Endoscopic third ventriculostomy should be considered as the first surgical option for CSF diversion (that is, before shunt surgery) in patients with TBM hydrocephalus. Cine MR imaging is a highly effective noninvasive tool for the postoperative functional assessment of stomata. Patients who presented with a history of longer duration and those who were administered preoperative ATT for a longer period had a better outcome of endoscopic treatment.
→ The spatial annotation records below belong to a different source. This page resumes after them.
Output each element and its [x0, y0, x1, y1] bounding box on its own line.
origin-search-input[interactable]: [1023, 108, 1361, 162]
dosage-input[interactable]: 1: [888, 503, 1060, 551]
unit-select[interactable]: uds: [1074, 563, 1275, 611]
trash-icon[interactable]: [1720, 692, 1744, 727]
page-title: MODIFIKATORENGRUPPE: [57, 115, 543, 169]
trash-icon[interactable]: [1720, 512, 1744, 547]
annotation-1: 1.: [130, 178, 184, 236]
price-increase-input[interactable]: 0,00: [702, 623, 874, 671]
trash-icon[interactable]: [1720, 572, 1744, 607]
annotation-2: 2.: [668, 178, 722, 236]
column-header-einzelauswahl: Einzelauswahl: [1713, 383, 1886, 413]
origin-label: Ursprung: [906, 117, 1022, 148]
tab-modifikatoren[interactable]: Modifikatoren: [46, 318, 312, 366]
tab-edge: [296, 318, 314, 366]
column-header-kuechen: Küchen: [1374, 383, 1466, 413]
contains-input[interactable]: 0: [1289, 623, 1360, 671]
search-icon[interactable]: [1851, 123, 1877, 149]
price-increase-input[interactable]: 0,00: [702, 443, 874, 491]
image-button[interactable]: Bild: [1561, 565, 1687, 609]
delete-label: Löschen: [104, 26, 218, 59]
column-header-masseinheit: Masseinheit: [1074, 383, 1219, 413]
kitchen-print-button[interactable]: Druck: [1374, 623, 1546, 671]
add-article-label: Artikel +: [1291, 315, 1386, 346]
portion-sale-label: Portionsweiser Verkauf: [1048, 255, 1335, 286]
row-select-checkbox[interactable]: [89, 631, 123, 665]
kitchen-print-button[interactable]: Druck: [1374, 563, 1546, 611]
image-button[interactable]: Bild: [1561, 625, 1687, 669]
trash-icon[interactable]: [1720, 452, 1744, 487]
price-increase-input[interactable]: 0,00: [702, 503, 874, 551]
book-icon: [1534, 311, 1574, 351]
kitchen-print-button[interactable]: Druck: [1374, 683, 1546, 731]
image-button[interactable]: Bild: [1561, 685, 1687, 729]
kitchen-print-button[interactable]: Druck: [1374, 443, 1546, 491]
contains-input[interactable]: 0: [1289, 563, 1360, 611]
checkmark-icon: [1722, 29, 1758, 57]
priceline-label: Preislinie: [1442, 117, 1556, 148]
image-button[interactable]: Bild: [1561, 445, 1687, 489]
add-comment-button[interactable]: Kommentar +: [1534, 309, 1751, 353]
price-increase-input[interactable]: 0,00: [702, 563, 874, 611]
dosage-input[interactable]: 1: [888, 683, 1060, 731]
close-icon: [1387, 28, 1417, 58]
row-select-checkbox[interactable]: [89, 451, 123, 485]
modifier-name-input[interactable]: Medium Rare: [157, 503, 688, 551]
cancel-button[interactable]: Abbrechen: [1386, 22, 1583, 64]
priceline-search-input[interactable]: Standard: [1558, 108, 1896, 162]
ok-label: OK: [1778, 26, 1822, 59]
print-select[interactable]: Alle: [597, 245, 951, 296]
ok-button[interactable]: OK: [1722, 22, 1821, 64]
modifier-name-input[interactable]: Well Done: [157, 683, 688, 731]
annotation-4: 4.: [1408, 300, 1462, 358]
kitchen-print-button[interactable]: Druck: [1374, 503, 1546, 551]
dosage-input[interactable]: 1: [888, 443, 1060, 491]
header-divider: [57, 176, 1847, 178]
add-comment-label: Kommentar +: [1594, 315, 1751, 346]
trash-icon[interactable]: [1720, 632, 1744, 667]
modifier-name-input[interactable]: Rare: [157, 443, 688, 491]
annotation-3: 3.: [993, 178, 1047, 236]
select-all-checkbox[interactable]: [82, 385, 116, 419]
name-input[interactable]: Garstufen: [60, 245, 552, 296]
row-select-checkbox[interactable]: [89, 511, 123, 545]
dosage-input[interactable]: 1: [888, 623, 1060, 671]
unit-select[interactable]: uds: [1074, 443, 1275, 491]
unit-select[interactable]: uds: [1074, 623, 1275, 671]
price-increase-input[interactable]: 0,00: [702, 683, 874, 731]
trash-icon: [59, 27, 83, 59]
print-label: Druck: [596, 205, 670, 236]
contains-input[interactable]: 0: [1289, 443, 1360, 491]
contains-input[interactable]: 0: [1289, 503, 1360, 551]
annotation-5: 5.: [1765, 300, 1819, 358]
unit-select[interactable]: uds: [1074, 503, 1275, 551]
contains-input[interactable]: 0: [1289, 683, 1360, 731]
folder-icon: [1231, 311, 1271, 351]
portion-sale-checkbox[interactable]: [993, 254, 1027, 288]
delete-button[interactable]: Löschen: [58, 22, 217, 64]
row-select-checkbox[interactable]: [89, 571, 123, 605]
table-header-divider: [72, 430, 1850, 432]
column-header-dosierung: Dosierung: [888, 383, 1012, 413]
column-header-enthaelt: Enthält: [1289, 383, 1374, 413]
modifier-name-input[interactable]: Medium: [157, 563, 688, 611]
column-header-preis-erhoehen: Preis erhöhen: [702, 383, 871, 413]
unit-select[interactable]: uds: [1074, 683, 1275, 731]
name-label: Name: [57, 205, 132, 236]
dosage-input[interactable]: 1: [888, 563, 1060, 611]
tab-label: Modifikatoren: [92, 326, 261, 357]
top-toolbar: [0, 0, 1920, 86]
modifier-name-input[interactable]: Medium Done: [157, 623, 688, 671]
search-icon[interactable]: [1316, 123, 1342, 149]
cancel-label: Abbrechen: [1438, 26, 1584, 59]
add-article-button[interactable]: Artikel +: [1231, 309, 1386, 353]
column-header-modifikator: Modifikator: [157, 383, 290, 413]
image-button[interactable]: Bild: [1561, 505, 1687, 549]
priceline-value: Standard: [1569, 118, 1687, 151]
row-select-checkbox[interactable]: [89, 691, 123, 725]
Outcome was poorer in patients who presented with higher stages of illness and in those in whom cisternal exudates were observed intraoperatively.

摘要

目的

内镜下第三脑室造瘘术(ETV)越来越多地被用作结核性脑膜炎(TBM)脑积水的替代治疗方法。本研究的目的是确认ETV在TBM脑积水患者中的作用,并研究电影相位对比磁共振成像(电影磁共振成像)对ETV造瘘口功能评估的实用性。另一个目标是确定影响ETV结果的因素,以便确定有必要进行ETV的TBM脑积水患者。

方法

对26例接受ETV治疗的TBM脑积水患者进行临床评估,并在术后进行电影磁共振成像检查。随访时间为1至15个月。作者评估了第三脑室底部的血流空洞变化,并分析了术前数据中的参数,然后将其作为内镜手术成功与失败病例比较的基础。

结果

在本病例系列中,ETV治疗TBM脑积水的总体成功率为73.1%。电影磁共振成像显示,对这些患者第三脑室造瘘术的功能评估敏感性为94.73%,特异性为71.42%,随访期间疗效维持。ETV的结果与疾病分期和术中脑池渗出物的存在有统计学显著相关性。虽然症状持续时间和术前抗结核治疗(ATT)持续时间似乎影响结果,但它们与结果的相关性无统计学意义。

结论

对于TBM脑积水患者,内镜下第三脑室造瘘术应被视为脑脊液分流的首选手术方式(即在分流手术之前)。电影磁共振成像是一种用于术后造瘘口功能评估的高效无创工具。病程较长和术前接受ATT治疗时间较长的患者内镜治疗效果较好。疾病分期较高和术中观察到脑池渗出物的患者预后较差。